L’ultima decisione di aumento del capitale del Fondo è stata effettuata nel 2010 nell’ambito della 14a revisione delle quote dell’FMI. Si decise di raddoppiare il capitale. La decisione è stato a lungo vessata dal principale azionista del Fondo – ovvero gli Stati Uniti. Tuttavia, nel 2016, il capitale del Fondo è stato aumentato a 477 miliardi di unità SDR (687 miliardi di dollari). Poiché non è stato possibile raggiungere l’accordo sul nuovo aumento dei contributi dei principali azionisti del Fondo, è stato ricordato che il Fondo dispone di una propria «stampante» in grado di creare «paper gold. » E la decisione corrispondente fu presa dal Comitato l’8 aprile.

Ma io ho un’altra versione. Il Fondo sta preparando un «spare airfield» SDR nel caso in cui il dollaro USA, l’euro e altre valute cosiddette «di riserva» crollino. Le principali banche centrali del mondo (la FED, la BCE, la Banca del Giappone, la Banca d’Inghilterra, ecc. ) hanno acceso le loro stampanti a pieno regime, accelerando rapidamente il crollo delle rispettive valute.
E quando avverrà il crollo, allora i DSR entreranno nell’arena come salvatore del mondo, come unica moneta globale. Sarà una moneta veramente globale e sovranazionale, senza alcuna mescolanza di una moneta nazionale (come, ad esempio, il dollaro USA).

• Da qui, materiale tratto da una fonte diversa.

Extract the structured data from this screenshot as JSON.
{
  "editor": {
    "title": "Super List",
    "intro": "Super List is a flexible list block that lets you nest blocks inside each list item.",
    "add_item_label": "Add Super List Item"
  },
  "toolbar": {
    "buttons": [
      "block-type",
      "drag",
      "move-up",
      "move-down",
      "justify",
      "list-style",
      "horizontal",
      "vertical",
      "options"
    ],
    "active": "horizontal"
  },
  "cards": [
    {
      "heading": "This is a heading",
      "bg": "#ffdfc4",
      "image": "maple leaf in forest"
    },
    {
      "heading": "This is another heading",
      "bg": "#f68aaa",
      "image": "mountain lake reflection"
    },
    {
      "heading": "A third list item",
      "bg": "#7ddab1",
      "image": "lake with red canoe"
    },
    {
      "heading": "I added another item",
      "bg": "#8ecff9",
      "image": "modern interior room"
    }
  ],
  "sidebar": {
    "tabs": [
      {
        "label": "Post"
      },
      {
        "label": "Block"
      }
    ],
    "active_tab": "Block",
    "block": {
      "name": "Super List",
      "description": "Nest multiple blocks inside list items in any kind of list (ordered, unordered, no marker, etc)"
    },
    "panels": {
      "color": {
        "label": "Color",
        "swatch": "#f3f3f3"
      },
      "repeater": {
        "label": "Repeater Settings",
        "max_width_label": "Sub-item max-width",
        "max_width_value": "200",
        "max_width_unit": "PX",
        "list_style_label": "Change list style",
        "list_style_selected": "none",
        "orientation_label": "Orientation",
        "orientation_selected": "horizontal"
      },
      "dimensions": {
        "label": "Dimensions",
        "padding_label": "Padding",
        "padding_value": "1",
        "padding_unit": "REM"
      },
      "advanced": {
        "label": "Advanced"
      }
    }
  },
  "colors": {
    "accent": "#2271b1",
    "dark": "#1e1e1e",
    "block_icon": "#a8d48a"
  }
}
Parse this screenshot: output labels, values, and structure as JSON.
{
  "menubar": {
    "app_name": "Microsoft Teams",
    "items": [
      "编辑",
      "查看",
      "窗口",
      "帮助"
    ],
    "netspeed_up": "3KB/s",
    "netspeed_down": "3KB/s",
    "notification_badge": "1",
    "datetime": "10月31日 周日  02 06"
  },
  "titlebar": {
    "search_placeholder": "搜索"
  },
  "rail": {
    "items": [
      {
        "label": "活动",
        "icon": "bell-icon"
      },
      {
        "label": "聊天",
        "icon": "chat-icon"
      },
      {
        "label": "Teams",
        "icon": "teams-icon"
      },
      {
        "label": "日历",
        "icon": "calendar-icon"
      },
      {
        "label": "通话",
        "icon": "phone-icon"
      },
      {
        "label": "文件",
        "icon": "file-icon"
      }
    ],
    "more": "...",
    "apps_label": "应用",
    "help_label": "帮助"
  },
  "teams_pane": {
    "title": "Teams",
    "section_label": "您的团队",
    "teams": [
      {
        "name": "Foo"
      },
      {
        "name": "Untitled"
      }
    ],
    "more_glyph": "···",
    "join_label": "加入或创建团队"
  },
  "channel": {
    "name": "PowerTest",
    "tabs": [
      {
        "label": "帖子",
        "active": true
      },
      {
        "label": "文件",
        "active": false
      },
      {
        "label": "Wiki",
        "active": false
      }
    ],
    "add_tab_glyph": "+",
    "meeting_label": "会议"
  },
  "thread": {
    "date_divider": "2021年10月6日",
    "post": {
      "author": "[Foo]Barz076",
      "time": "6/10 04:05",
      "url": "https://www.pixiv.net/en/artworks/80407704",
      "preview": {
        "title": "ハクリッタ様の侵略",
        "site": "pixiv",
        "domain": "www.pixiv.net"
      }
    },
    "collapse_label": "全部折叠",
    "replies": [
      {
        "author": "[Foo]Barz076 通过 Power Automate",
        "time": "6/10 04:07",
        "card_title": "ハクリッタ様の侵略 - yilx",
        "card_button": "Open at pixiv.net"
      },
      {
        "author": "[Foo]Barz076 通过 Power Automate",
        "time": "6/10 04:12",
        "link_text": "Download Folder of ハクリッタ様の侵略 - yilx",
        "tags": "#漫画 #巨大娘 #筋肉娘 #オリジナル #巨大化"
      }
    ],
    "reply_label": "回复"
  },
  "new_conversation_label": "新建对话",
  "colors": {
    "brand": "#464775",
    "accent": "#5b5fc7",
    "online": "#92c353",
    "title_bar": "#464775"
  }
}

P. S. Se ciò avverrà, probabilmente non esisterà più un’organizzazione finanziaria internazionale chiamata «FMI. » Il cartello sarà cambiato in un nuovo: «Banca Centrale Mondiale. » E il nome oscuro della nuova moneta – «SDR» sarà sostituito da «Phoenix. » Perchè «Phoenix»? Perché i Rothschild lo volevano così. Nel 1988, un’immagine dell’uccello della Fenice apparve sulla copertina del numero di Capodanno della celebre rivista The Economist (controllata dai Rothschild). L’editoriale prevedeva l’emergere nel prossimo secolo di una moneta veramente globale, che si chiamerà la «Fenice. » L’uccello con questo nome e’ un simbolo di rinascita. Per i Rothschild, una moneta globale sovranazionale è un mezzo per far rivivere il loro vecchio potere.